Greater market integration with developed countries would diversify Brazil’s trading partners, deepen its role in global value chains, and play well for both Brazil’s economy and Trump’s domestic base. According to one study, a U.S.-Brazil free trade agreement would boost Brazilian GDP by $38 billion and U.S. GDP by $24 billion annually. The United States should piggyback on ongoing negotiations between Brazil and Chile, and join forces with Canada as it begins its own negotiations with Brazil. Trump has spoken about seeking a reduction in Brazil’s high tariffs and cost of doing business. Known colloquially as “custo Brasil,” Brazil’s tax system ranks 184th out of 190th in terms of complexity, according to the World Bank. Trump should endorse any movement away from protectionism in a country where we ran a $27 billion trade surplus in 2017. Magnifying the economic opening begun under President Michel Temer would also give us a chance to undercut China’s leading financial role in the region.
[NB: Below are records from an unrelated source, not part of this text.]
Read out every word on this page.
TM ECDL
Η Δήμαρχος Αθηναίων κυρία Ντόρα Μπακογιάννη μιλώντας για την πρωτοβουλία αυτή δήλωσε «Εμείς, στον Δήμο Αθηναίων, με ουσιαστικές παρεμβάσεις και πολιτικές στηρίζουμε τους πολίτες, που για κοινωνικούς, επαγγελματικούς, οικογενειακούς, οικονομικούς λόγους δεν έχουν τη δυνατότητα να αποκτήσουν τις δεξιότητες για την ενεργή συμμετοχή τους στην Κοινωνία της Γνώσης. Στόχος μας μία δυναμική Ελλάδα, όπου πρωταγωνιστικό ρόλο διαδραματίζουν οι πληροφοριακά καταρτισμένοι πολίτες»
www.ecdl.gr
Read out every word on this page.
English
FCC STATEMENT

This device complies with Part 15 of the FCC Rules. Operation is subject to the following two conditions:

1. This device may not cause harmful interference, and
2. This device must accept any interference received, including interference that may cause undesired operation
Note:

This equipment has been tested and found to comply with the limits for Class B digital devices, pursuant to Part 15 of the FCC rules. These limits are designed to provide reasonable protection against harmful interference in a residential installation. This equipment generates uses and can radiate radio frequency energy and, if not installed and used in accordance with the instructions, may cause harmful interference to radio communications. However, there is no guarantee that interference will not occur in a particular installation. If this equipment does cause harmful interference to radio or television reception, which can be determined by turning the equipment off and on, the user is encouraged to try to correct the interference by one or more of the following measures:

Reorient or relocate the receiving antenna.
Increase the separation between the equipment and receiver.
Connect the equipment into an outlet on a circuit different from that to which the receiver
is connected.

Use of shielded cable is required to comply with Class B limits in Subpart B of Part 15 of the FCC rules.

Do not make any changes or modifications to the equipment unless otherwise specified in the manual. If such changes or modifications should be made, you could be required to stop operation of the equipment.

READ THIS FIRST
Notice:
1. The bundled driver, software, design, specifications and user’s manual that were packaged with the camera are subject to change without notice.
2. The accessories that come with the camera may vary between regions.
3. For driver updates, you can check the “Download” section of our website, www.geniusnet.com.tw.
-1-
Even though the United States does not promise the same cash windfall, it ought to tap Bolsonaro’s strong anticommunist sentiment to prevent China from buying up more strategically important companies in the region, should Bolsonaro move forward with his plan to privatize state-owned companies in key sectors. Another excellent example is the Bi-Oceanic Central Railway Project, connecting Brazil to Peru via Bolivia and closely linked to investment from China’s One Belt One Road program. Because Brazil has the most Chinese debt of any country in the region other than Venezuela, whatever pressure it is able to apply would help the United States in its ongoing trade dispute with China, as China is unlikely to risk getting bogged down on yet another front.
In short, the to-do list in the U.S.-Brazil bilateral relationship is mighty long. Accordingly, it would be a colossal mistake to assume that bonhomie between leaders alone can carry the day. And yet, that is exactly what Trump has assumed time and again with the likes of China, North Korea, and even some of our European allies. With Bolsonaro’s strong mandate for reform in Brasília, the prospect for a renewed relationship with Brazil is looking better than ever. The most assured way to squander this historic opportunity would be to let Trump lapse into thinking his friendships can do all of the heavy lifting.